Aside from being comprehensible and mapping to concepts that we already know, one other advantage is: We can now easily implement other formatter classes that format our emails in a different way, suitable to be displayed in other media.
And that’s what this exercise is about: We want to display our mailbox contents in HTML, the format that browsers like to use. If you are unfamiliar with what HTML is, and how it looks like, you can read up on it here. This will be our first step towards learning how to build a web application.
Model, View, Controller
Before we get to that, we’d like to point out one other aspect, that you’ll remember when we get to talk about the architecture that Rails use to structure and separate concerns, called “model, view, controller”.
- The two classes
Email
andMailbox
in your application are models: they are concerned with modelling those “real-world” things that your users are interested in: they want to work with emails. - The class
MailboxTextFormatter
on the other hand is a view: It is used in order to generate a certain representation, in a format that is suitable to a certain medium (the terminal, in our case). - You don’t have a controller class so far, but the little bit of code at the end of the file does what a controller usually would do: it generates some models (the emails, and the mailbox objects) and passes them to the view (the formatter) in order to be rendered into something that can then be returned and displayed.
If this doesn’t make a whole lot of sense to you at the moment, don’t worry. You’ll understand it more once we build our first Rails application.
Exercise 13.1
Ok, now to our exercise. We will start over with the same code again, except
that our formatter class now will be called MailboxHtmlFormatter
.
Copy your file mailbox_text-1.rb
to mailbox_html-1.rb
and change it
like so. Then fill in the MailboxHtmlFormatter
class.
class Email
# your class from the last exercise
end
class Mailbox
# your class from the last exercise
end
class MailboxHtmlFormatter
# fill in this class body
end
emails = [
Email.new("Homework this week", { :date => "2014-12-01", :from => "Ferdous" }),
Email.new("Keep on coding! :)", { :date => "2014-12-01", :from => "Dajana" }),
Email.new("Re: Homework this week", { :date => "2014-12-02", :from => "Ariane" })
]
mailbox = Mailbox.new("Ruby Study Group", emails)

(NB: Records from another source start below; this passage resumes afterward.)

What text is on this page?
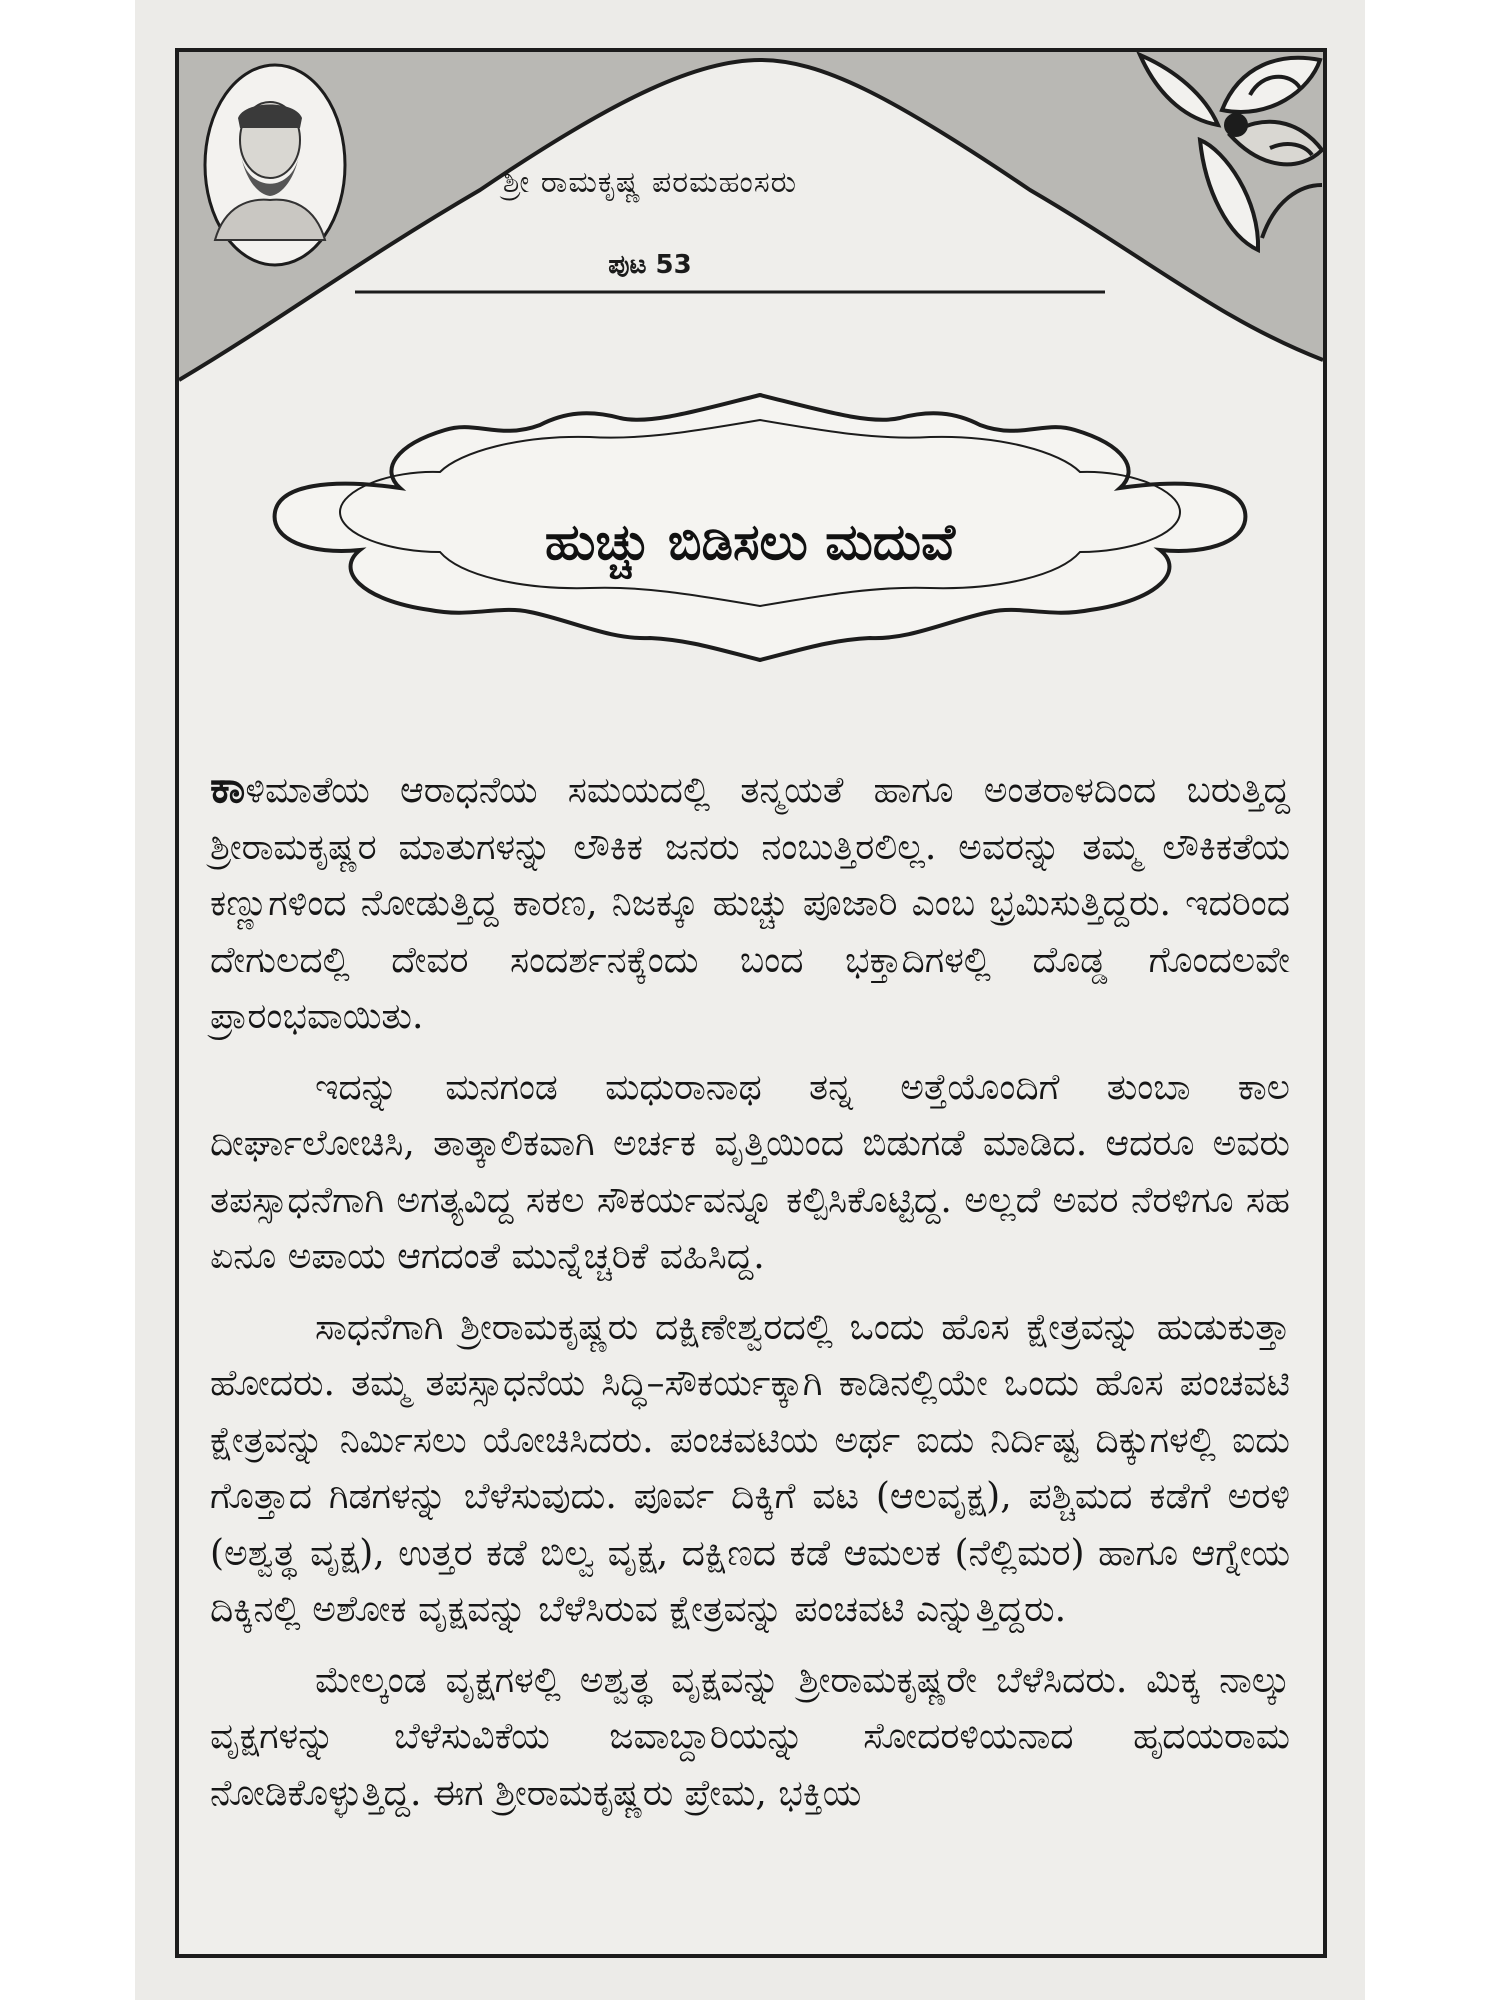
ಶ್ರೀ ರಾಮಕೃಷ್ಣ ಪರಮಹಂಸರು
ಪುಟ 53
ಹುಚ್ಚು ಬಿಡಿಸಲು ಮದುವೆ

ಕಾಳಿಮಾತೆಯ ಆರಾಧನೆಯ ಸಮಯದಲ್ಲಿ ತನ್ಮಯತೆ ಹಾಗೂ ಅಂತರಾಳದಿಂದ ಬರುತ್ತಿದ್ದ ಶ್ರೀರಾಮಕೃಷ್ಣರ ಮಾತುಗಳನ್ನು ಲೌಕಿಕ ಜನರು ನಂಬುತ್ತಿರಲಿಲ್ಲ. ಅವರನ್ನು ತಮ್ಮ ಲೌಕಿಕತೆಯ ಕಣ್ಣುಗಳಿಂದ ನೋಡುತ್ತಿದ್ದ ಕಾರಣ, ನಿಜಕ್ಕೂ ಹುಚ್ಚು ಪೂಜಾರಿ ಎಂಬ ಭ್ರಮಿಸುತ್ತಿದ್ದರು. ಇದರಿಂದ ದೇಗುಲದಲ್ಲಿ ದೇವರ ಸಂದರ್ಶನಕ್ಕೆಂದು ಬಂದ ಭಕ್ತಾದಿಗಳಲ್ಲಿ ದೊಡ್ಡ ಗೊಂದಲವೇ ಪ್ರಾರಂಭವಾಯಿತು.

ಇದನ್ನು ಮನಗಂಡ ಮಧುರಾನಾಥ ತನ್ನ ಅತ್ತೆಯೊಂದಿಗೆ ತುಂಬಾ ಕಾಲ ದೀರ್ಘಾಲೋಚಿಸಿ, ತಾತ್ಕಾಲಿಕವಾಗಿ ಅರ್ಚಕ ವೃತ್ತಿಯಿಂದ ಬಿಡುಗಡೆ ಮಾಡಿದ. ಆದರೂ ಅವರು ತಪಸ್ಸಾಧನೆಗಾಗಿ ಅಗತ್ಯವಿದ್ದ ಸಕಲ ಸೌಕರ್ಯವನ್ನೂ ಕಲ್ಪಿಸಿಕೊಟ್ಟಿದ್ದ. ಅಲ್ಲದೆ ಅವರ ನೆರಳಿಗೂ ಸಹ ಏನೂ ಅಪಾಯ ಆಗದಂತೆ ಮುನ್ನೆಚ್ಚರಿಕೆ ವಹಿಸಿದ್ದ.

ಸಾಧನೆಗಾಗಿ ಶ್ರೀರಾಮಕೃಷ್ಣರು ದಕ್ಷಿಣೇಶ್ವರದಲ್ಲಿ ಒಂದು ಹೊಸ ಕ್ಷೇತ್ರವನ್ನು ಹುಡುಕುತ್ತಾ ಹೋದರು. ತಮ್ಮ ತಪಸ್ಸಾಧನೆಯ ಸಿದ್ಧಿ–ಸೌಕರ್ಯಕ್ಕಾಗಿ ಕಾಡಿನಲ್ಲಿಯೇ ಒಂದು ಹೊಸ ಪಂಚವಟಿ ಕ್ಷೇತ್ರವನ್ನು ನಿರ್ಮಿಸಲು ಯೋಚಿಸಿದರು. ಪಂಚವಟಿಯ ಅರ್ಥ ಐದು ನಿರ್ದಿಷ್ಟ ದಿಕ್ಕುಗಳಲ್ಲಿ ಐದು ಗೊತ್ತಾದ ಗಿಡಗಳನ್ನು ಬೆಳೆಸುವುದು. ಪೂರ್ವ ದಿಕ್ಕಿಗೆ ವಟ (ಆಲವೃಕ್ಷ), ಪಶ್ಚಿಮದ ಕಡೆಗೆ ಅರಳಿ (ಅಶ್ವತ್ಥ ವೃಕ್ಷ), ಉತ್ತರ ಕಡೆ ಬಿಲ್ವ ವೃಕ್ಷ, ದಕ್ಷಿಣದ ಕಡೆ ಆಮಲಕ (ನೆಲ್ಲಿಮರ) ಹಾಗೂ ಆಗ್ನೇಯ ದಿಕ್ಕಿನಲ್ಲಿ ಅಶೋಕ ವೃಕ್ಷವನ್ನು ಬೆಳೆಸಿರುವ ಕ್ಷೇತ್ರವನ್ನು ಪಂಚವಟಿ ಎನ್ನುತ್ತಿದ್ದರು.

ಮೇಲ್ಕಂಡ ವೃಕ್ಷಗಳಲ್ಲಿ ಅಶ್ವತ್ಥ ವೃಕ್ಷವನ್ನು ಶ್ರೀರಾಮಕೃಷ್ಣರೇ ಬೆಳೆಸಿದರು. ಮಿಕ್ಕ ನಾಲ್ಕು ವೃಕ್ಷಗಳನ್ನು ಬೆಳೆಸುವಿಕೆಯ ಜವಾಬ್ದಾರಿಯನ್ನು ಸೋದರಳಿಯನಾದ ಹೃದಯರಾಮ ನೋಡಿಕೊಳ್ಳುತ್ತಿದ್ದ. ಈಗ ಶ್ರೀರಾಮಕೃಷ್ಣರು ಪ್ರೇಮ, ಭಕ್ತಿಯ
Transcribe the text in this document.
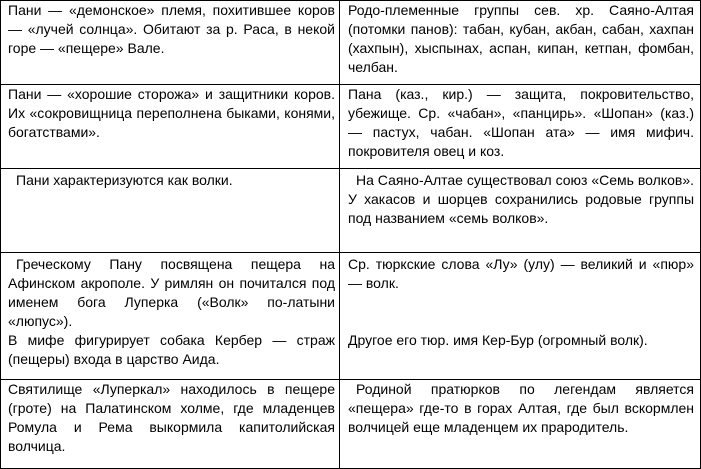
Пани — «демонское» племя, похитившее коров — «лучей солнца». Обитают за р. Раса, в некой горе — «пещере» Вале.

Родо-племенные группы сев. хр. Саяно-Алтая (потомки панов): табан, кубан, акбан, сабан, хахпан (хахпын), хыспынах, аспан, кипан, кетпан, фомбан, челбан.

Пани — «хорошие сторожа» и защитники коров. Их «сокровищница переполнена быками, конями, богатствами».

Пана (каз., кир.) — защита, покровительство, убежище. Ср. «чабан», «панцирь». «Шопан» (каз.) — пастух, чабан. «Шопан ата» — имя мифич. покровителя овец и коз.

Пани характеризуются как волки.	На Саяно-Алтае существовал союз «Семь волков». У хакасов и шорцев сохранились родовые группы под названием «семь волков».

Греческому Пану посвящена пещера на Афинском акрополе. У римлян он почитался под именем бога Луперка («Волк» по-латыни «люпус»).

В мифе фигурирует собака Кербер — страж (пещеры) входа в царство Аида.

Ср. тюркские слова «Лу» (улу) — великий и «пюр» — волк.

Другое его тюр. имя Кер-Бур (огромный волк).

Святилище «Луперкал» находилось в пещере (гроте) на Палатинском холме, где младенцев Ромула и Рема выкормила капитолийская волчица.

Родиной пратюрков по легендам является «пещера» где-то в горах Алтая, где был вскормлен волчицей еще младенцем их прародитель.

formatter = MailboxHtmlFormatter.new(mailbox)
puts formatter.format
Your goal is to complete the code in a way so it outputs the following:
<html>
<head>
<style>
table {
border-collapse: collapse;
}
td, th {
border: 1px solid black;
padding: 1em;
}
</style>
</head>
<body>
<h1>Ruby Study Group</h1>
<table>
<thead>
<tr>
<th>Date</th>
<th>From</th>
<th>Subject</th>
</tr>
</thead>
<tbody>
<tr>
<td>2014-12-01</td>
<td>Ferdous</td>
<td>Homework this week</td>
</tr>
<tr>
<td>2014-12-01</td>
<td>Dajana</td>
<td>Keep on coding! :)</td>
</tr>
<tr>
<td>2014-12-02</td>
<td>Ariane</td>
<td>Re: Homework this week</td>
</tr>
</tbody>
</table>
</body>
</html>
Does that look scary? A little bit, maybe. It’s probably fair to say that manually writing HTML isn’t very popular amongst most programmers. Therefore there are quite a few tools that make our lives easier. And your task is to write such a tool.
Also, this exercise should actually be easier for you to complete than the previous one. You already have a bunch of practice in iterating over emails, and working with arrays and strings. And this time, you don’t need to deal with the maximum length of strings per column. You can just interpolate things together.